Abstract: TH-PO516
Intravenous FGF-23 Loading Exacerbates Heart Failure with Preserved Ejection Fraction
Session Information
- Bone and Mineral Metabolism: Basic
November 07, 2019 | Location: Exhibit Hall, Walter E. Washington Convention Center
Abstract Time: 10:00 AM - 12:00 PM
Category: Bone and Mineral Metabolism
- 401 Bone and Mineral Metabolism: Basic
Authors
- Saito, Tomohiro, Showa University School of Medicine, Yokohama, Japan
- Mizobuchi, Masahide, Showa University School of Medicine, Yokohama, Japan
- Shikida, Yasuto, Showa University School of Medicine, Yokohama, Japan
- Kato, Tadashi, Showa University School of Medicine, Yokohama, Japan
- Ogata, Hiroaki, Showa University School of Medicine, Yokohama, Japan
- Koiwa, Fumihiko, Showa University School of Medicine, Yokohama, Japan
- Akizawa, Tadao, Showa University School of Medicine, Yokohama, Japan
Background
The fact that FGF23 has an association with cardiovascular disease raises the question of whether it may not only be a biomarker of altered mineral metabolism and cardiovascular disease, but a therapeutic target. Herein, we studied the effect of continuous intravenous loading of FGF23 on mice of heart failure with preserved ejection fraction (HFpEF) model.
Methods
We used the deoxycorticosterone acetate (DOCA)-salt mouse model, which demonstrates mild hypertension and HFpEF. At the post-DOCA implantation day 7 mice were divided into two groups that received vehicle (DOCA+V) or FGF23 (DOCA+F) solution intravenously via a microinfusion pump for 10 days.
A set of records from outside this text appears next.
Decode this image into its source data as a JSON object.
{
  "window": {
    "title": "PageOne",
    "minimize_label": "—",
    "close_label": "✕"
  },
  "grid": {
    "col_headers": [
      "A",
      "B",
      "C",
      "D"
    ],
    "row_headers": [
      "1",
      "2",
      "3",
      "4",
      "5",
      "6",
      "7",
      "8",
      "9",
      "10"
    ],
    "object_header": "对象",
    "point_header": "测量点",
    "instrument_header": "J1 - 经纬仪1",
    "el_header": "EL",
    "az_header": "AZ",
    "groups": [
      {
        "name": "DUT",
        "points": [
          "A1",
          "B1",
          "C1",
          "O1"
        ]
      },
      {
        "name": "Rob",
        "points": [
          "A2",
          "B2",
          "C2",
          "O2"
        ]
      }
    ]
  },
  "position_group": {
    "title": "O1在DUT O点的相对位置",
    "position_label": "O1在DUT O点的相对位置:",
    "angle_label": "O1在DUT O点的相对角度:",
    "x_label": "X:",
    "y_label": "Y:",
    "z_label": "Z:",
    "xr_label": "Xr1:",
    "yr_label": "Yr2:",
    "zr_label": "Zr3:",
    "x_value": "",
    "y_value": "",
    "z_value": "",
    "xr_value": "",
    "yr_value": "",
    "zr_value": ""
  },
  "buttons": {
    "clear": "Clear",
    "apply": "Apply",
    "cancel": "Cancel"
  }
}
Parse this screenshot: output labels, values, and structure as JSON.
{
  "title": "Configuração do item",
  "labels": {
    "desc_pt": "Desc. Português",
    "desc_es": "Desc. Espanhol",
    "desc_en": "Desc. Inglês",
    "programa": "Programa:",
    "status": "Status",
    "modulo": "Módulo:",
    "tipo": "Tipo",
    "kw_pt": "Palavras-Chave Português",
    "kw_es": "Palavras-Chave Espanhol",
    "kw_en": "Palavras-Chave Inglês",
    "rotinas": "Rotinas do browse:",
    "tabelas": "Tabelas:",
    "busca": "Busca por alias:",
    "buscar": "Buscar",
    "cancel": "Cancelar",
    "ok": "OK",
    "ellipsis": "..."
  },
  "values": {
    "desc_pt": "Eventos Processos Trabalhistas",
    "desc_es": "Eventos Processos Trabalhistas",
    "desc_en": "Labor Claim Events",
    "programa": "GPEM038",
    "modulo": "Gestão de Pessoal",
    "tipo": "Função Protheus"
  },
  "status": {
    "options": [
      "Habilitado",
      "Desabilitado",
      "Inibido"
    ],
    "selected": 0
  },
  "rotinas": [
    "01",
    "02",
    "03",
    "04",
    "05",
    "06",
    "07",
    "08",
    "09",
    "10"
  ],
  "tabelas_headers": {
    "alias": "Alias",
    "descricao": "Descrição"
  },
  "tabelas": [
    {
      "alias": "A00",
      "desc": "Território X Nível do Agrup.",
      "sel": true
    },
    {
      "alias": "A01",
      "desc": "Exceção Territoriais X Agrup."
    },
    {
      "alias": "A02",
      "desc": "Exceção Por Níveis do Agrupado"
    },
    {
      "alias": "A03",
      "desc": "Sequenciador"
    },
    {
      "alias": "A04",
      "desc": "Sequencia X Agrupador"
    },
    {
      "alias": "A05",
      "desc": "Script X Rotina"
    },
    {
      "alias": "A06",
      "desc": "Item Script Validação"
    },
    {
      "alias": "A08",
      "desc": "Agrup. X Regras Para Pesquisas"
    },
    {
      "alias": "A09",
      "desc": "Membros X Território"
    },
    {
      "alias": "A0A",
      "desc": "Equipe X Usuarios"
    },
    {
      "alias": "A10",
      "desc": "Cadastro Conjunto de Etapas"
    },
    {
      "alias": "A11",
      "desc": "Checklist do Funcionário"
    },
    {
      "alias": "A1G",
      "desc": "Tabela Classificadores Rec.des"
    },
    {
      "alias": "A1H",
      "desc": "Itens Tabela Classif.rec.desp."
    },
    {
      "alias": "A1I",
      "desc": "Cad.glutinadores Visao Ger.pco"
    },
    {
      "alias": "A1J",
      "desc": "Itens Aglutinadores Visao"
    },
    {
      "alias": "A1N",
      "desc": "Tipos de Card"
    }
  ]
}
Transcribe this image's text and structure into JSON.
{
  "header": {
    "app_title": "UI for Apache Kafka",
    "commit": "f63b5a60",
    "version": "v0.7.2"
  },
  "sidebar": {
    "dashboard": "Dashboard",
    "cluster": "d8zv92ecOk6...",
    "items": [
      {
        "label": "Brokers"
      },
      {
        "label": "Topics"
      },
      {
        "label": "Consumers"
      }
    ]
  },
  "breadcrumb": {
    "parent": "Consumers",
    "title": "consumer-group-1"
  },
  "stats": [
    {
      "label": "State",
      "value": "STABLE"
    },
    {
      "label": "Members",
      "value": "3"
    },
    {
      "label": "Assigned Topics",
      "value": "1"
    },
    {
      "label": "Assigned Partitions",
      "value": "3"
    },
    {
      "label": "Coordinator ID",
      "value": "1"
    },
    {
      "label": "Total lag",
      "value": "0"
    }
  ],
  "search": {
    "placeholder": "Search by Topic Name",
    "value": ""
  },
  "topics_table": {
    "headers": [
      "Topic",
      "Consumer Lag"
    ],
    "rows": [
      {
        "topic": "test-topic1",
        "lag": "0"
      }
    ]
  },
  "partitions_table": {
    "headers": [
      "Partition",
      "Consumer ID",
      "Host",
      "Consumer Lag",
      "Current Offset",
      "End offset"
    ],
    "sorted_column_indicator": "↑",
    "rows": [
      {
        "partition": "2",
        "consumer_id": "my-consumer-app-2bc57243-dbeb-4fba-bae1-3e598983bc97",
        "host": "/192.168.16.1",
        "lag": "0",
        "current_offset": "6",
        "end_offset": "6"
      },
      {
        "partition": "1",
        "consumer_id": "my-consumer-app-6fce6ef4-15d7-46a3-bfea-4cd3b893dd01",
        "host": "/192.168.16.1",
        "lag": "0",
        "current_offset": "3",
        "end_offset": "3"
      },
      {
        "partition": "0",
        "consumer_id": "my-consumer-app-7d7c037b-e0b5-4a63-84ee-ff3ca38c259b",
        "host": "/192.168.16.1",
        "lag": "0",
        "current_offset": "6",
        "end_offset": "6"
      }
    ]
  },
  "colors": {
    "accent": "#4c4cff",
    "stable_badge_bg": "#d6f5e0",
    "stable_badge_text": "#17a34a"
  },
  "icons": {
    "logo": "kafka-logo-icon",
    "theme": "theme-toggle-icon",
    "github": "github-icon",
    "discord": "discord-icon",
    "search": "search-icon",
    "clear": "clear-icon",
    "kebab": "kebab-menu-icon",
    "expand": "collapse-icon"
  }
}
Wild type mice were used as a control.
Results
Serum creatinine levels were comparable between the DOCA+F and the DOCA+V. Serum phosphorus levels were slightly increased in the DOCA+V compared with the control, whereas the levels remained normal in the DOCA+F. Serum FGF23 levels were slightly increased in the DOCA+V (249 pg/ml) compared with the control (51 pg/ml) and this increase was further amplified in the DOCA+F (1416 pg/ml). The heart weights were equal and significantly increased in the DOCA+V and the DOCA+F compared with the control. The DOCA+V (EF, 56%, E/A 1.0) showed HFpEF pattern, which was exacerbated in the DOCA+F (EF, 52%, E/A 0.7) assessed by echocardiography. Cardiac type I and type III collagen mRNA expressions were significantly increased in the DOCA+F compared with the control. Myocardial diameter was comparable between the DOCA+V (0.27 µm) and the DOCA+F (0.26 µm), whereas cardiac fibrosis was obvious in the DOCA+F (13,2 %) compared with the DOCA+V (7.0 %).
Conclusion
These results suggest that extremely high FGF23 levels have a crucial role in cardiac fibrosis which exacerbates HFpEF.